YSPH Biostatistics Seminar: "Exploring Space and Time for Identifying Gene Interactions Using Single-cell Transcriptomics"

NOTE: BIS 525 students are required to attend in person (47 College St., Room 106A). All others are requested to attend via Zoom.

SPEAKER: Atul Deshpande, PhD, Postdoctoral Researcher, Division of Biostatistics and Bioinformatics, Johns Hopkins University

TITLE: “Exploring Space and Time for Identifying Gene Interactions Using Single-cell Transcriptomics”

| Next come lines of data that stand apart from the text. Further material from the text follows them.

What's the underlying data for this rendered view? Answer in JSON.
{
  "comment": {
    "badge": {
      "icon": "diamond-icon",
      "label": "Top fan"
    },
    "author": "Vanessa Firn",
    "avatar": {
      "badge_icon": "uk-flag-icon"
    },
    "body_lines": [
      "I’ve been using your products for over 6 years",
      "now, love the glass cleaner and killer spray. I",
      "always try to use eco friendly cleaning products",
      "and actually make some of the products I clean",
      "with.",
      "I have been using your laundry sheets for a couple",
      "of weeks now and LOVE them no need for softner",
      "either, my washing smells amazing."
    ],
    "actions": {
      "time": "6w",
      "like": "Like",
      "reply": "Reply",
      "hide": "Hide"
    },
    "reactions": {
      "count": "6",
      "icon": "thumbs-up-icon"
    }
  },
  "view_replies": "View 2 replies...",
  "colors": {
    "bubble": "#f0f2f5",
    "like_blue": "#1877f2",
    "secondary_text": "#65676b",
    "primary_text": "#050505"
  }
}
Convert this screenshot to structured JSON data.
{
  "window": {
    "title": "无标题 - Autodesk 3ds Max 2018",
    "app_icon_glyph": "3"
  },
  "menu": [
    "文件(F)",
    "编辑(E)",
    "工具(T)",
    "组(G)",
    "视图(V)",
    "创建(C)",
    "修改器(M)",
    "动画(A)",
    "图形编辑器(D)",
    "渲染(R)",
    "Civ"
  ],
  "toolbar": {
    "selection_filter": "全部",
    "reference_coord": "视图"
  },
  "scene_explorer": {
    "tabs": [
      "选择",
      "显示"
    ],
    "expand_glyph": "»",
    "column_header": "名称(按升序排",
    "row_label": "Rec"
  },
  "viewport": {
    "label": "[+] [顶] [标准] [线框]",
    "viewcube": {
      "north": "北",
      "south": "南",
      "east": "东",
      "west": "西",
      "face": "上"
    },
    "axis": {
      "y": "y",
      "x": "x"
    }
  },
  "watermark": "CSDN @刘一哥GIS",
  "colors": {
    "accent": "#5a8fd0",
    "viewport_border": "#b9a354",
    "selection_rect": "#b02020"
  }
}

ABSTRACT: Advances in single-cell transcriptomics enable measuring the gene expression of individual cells, thus allowing these cells to be ordered along a trajectory of a dynamic biological process. Many trajectory inference algorithms assign `pseudotimes' to each cell, representing the progress along the biological process. Ordering the expression data according to such pseudotimes can be valuable for understanding the underlying regulator-gene interactions in a biological process, such as differentiation. However, the distribution of cells sampled along a transitional process, and hence that of the pseudotimes assigned to them, is not uniform. This prevents the use of many standard mathematical methods for analyzing the ordered gene expression states. In the first part of my talk, I will describe Single-cell Inference of Networks from Granger Ensembles (SINGE), an algorithm for gene regulatory network inference from single-cell gene expression data. Given ordered single-cell data, SINGE uses kernel-based Granger Causality regression, which smooths the irregular pseudotimes and missing expression values. It then aggregates the predictions from an ensemble of regression analyses with a modified Borda count to compile a ranked list of candidate interactions between transcriptional regulators and their target genes. I will also discuss considerations for using pseudotimes obtained from trajectory inference methods for further analyses.

In the second part of the talk, I will briefly describe my current research focus on using spatial transcriptomics to identify gene interactions. Recent advances in sequencing technology have resulted in the development of spatial transcriptomics, which enable in situ tissue profiling of gene expression data at near single-cell resolution. We use CoGAPS, a Bayesian non-negative matrix factorization technique to learn latent biological patterns from spatial transcriptomics. We identify hotspots of pattern activity and regions of interaction using the learned patterns from CoGAPS, subsequently identifying genes corresponding to pattern interactions.